Jones, the new commissioner, has been sent several invitations to meet with David to discuss his concerns about the police's handling of the case, but so far has not responded to the offer. Before Jones was elected, he said: "As the father of a little girl it is so important to me that we have the safest streets possible here in Lincolnshire and a police force which is the envy of the country."
He promised to "ensure victims of crime are at the forefront of everything we do", and to "treat victims of crime as people, not just a number...Victims must be better supported with effective aftercare."
David said he was dismayed by the lack of response.
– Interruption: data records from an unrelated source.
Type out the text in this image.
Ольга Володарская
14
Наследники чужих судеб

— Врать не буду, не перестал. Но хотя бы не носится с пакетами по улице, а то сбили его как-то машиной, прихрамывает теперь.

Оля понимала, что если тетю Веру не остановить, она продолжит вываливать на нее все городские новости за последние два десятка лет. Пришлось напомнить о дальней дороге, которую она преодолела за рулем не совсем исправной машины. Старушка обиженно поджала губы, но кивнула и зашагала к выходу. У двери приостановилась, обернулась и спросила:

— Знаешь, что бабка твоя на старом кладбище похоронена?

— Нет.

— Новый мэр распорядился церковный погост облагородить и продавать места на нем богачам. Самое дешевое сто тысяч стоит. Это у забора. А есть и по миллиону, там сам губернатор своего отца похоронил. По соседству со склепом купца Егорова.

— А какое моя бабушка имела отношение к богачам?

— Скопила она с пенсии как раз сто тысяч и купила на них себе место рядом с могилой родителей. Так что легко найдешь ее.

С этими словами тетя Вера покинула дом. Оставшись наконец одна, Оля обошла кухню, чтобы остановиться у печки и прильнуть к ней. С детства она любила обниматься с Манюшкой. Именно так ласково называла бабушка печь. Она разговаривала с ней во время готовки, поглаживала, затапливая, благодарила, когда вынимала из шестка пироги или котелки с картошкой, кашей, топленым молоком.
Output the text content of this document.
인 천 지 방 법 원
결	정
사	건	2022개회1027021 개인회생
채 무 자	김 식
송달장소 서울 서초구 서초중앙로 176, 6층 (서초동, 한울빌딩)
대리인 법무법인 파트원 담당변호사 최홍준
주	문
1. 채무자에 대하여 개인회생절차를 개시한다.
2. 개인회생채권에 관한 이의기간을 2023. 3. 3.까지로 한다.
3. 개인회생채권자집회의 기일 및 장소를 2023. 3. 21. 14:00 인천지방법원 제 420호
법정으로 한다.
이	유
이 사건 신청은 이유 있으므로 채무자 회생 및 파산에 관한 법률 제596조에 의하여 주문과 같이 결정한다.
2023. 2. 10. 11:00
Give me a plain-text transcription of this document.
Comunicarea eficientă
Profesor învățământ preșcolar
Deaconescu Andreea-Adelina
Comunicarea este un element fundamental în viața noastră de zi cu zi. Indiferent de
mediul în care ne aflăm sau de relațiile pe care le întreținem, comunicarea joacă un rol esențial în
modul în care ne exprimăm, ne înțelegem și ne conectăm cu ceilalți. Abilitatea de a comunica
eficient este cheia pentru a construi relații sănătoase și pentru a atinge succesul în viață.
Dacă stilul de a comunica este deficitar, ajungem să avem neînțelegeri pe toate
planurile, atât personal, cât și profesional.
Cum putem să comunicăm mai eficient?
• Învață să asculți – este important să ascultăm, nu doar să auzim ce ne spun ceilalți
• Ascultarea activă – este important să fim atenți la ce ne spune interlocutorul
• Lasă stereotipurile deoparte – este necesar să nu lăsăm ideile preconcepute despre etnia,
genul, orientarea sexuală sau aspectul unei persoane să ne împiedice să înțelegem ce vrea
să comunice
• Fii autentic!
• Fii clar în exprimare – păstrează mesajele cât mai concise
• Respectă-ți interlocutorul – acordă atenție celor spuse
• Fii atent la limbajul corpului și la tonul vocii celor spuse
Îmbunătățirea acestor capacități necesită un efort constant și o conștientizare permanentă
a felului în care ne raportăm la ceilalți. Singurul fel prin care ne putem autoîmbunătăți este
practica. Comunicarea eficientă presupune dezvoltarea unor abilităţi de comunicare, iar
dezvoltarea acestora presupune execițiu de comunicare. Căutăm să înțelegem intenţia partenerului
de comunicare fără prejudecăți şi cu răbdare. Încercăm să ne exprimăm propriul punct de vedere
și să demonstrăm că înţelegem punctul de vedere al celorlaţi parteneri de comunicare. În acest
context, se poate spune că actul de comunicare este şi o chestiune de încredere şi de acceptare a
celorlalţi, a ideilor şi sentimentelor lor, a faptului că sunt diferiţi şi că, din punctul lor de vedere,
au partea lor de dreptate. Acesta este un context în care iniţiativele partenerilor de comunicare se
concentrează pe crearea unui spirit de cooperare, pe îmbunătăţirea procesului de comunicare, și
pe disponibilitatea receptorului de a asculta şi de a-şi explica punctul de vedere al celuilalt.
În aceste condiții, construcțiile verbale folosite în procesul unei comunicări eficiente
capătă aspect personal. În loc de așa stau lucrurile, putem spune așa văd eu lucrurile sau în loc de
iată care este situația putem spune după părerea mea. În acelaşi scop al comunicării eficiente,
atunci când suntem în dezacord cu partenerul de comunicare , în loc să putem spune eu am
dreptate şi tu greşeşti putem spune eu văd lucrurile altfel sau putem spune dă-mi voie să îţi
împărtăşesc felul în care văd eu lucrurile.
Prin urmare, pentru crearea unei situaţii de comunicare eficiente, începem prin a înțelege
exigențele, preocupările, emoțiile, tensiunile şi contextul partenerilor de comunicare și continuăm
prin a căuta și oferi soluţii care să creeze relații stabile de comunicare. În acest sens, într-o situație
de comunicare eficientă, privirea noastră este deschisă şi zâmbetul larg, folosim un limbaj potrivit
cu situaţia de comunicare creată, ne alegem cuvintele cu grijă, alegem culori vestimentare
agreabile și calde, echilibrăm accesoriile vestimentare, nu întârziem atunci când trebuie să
"It is very disappointing, and yet again another closed door," he said. "It's disappointing that people use words but won't take action. If he can't get involved then he shouldn't have made a comment. This situation is serious. The police force has consistently let people down. It's thoroughly unhelpful to push people away in this manner. Somebody needs to stand up here and say something's not right, let's look at it."
He added that it was "devastating" that only now, years after the event, have Lincolnshire police acknowledged that the guns should have been removed from Dawson's house. "Two requests were made by me to remove them," he said.
He has pledged to complain to the Independent Police Complaints Commission (IPCC), and added: "Not a single person from the police – nor the PCC – has spoken to me personally and I think that's wholly unacceptable. The police works for the public and it is failing in its duty of care. I'm not going away."